What is active management?
Active management refers to an investment strategy where portfolio managers or fund managers actively make investment decisions in an attempt to outperform a specified benchmark or the overall market. In active management, the investment team engages in research, analysis, and ongoing monitoring of securities in an effort to identify opportunities and make buy/sell decisions based on their judgments and market predictions.
The main objective of active management is to generate returns that surpass the performance of a benchmark or index. Portfolio managers aim to capitalize on market inefficiencies, mispricings, and changing market conditions to achieve superior investment results.
Active managers typically employ various strategies such as fundamental analysis, technical analysis, quantitative models, and market timing to identify investment opportunities. They may select individual stocks, bonds, or other assets based on their assessment of factors such as company financials, industry trends, market sentiment, and macroeconomic conditions.

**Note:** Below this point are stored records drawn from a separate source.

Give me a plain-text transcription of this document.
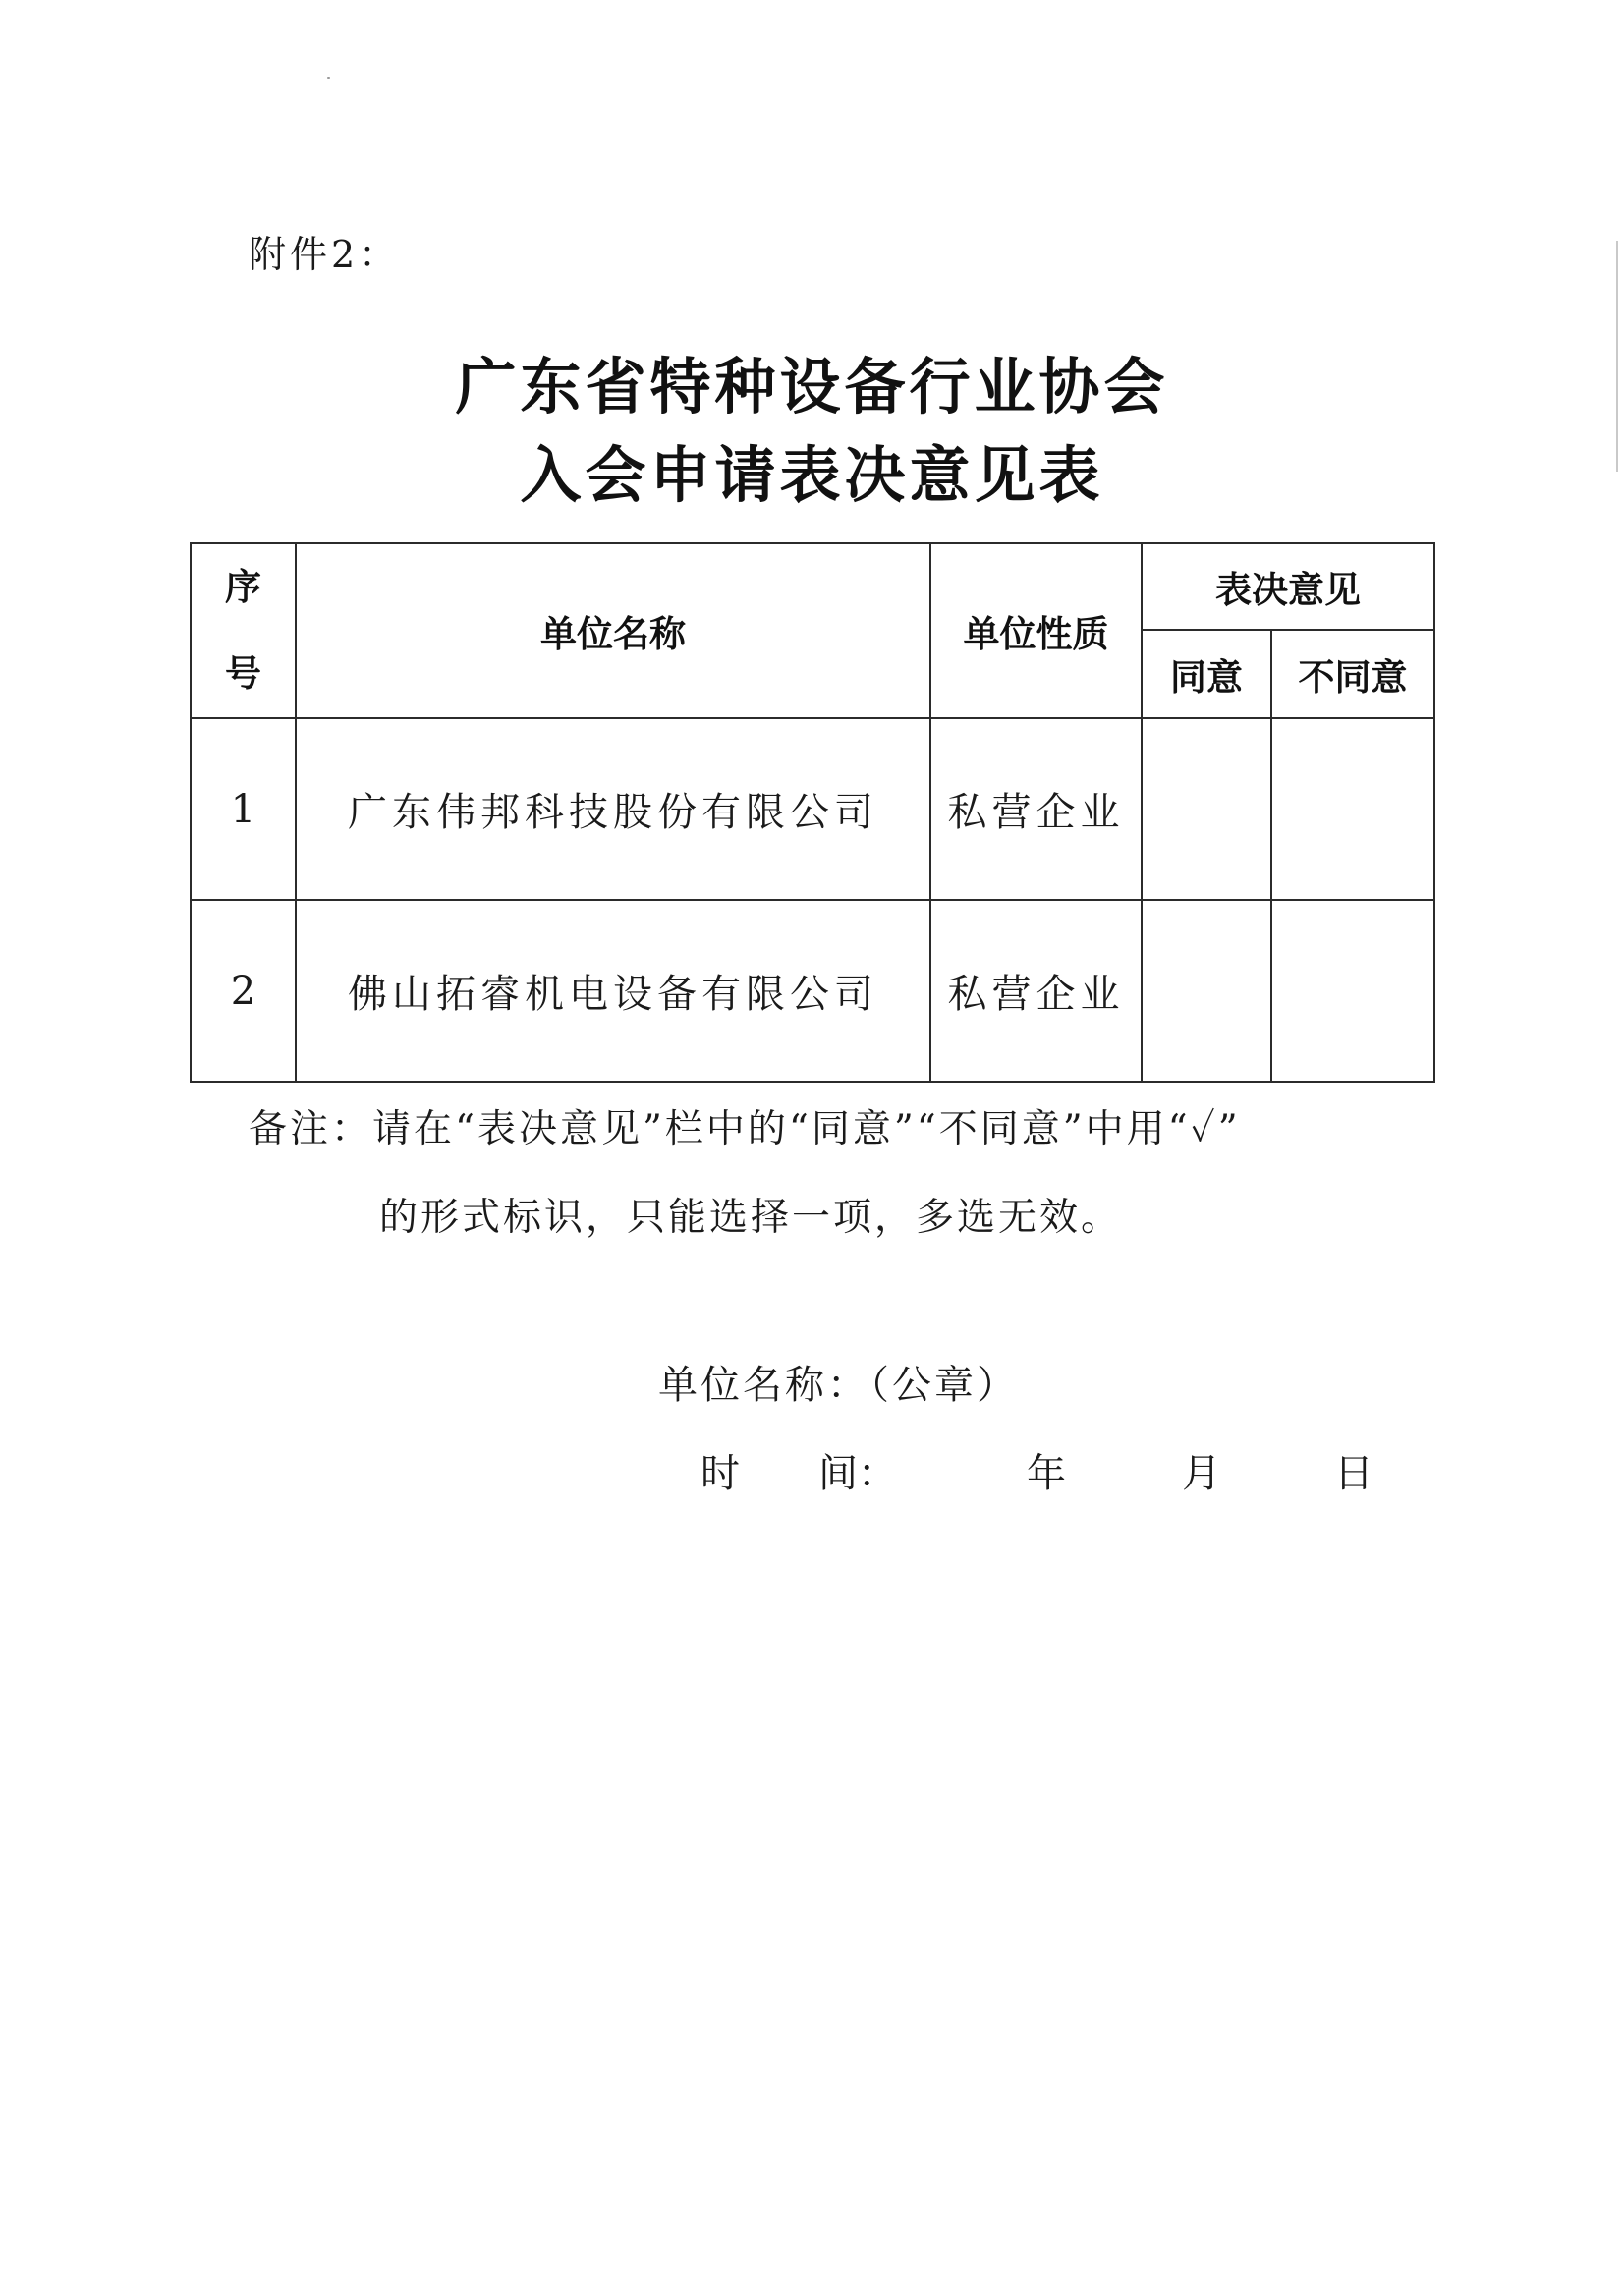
附件2：
广东省特种设备行业协会
入会申请表决意见表
序
号	单位名称	单位性质	表决意见	
			同意	不同意
1	广东伟邦科技股份有限公司	私营企业		
2	佛山拓睿机电设备有限公司	私营企业		
备注：请在“表决意见”栏中的“同意”“不同意”中用“✓”
的形式标识，只能选择一项，多选无效。
单位名称：（公章）
时　　间：	年	月	日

Active management requires ongoing monitoring and adjustments to the portfolio based on market dynamics and investment goals. Portfolio managers may engage in frequent trading, buying and selling securities in an effort to optimize returns or manage risk.
While active management offers the potential for outperformance, it also comes with higher costs compared to passive management strategies such as index investing. Active management involves research expenses, transaction costs, and management fees associated with the professional expertise of the investment team.
It’s important to note that active management does not guarantee superior performance. Outperforming the market consistently is challenging, and many active managers may not consistently beat their benchmark over the long term. Investors considering active management should carefully evaluate the track record, expertise, and investment philosophy of the portfolio managers or funds in question.
Overall, active management involves proactive decision-making and a hands-on approach to investment management with the aim of achieving superior investment results compared to a benchmark or the overall market.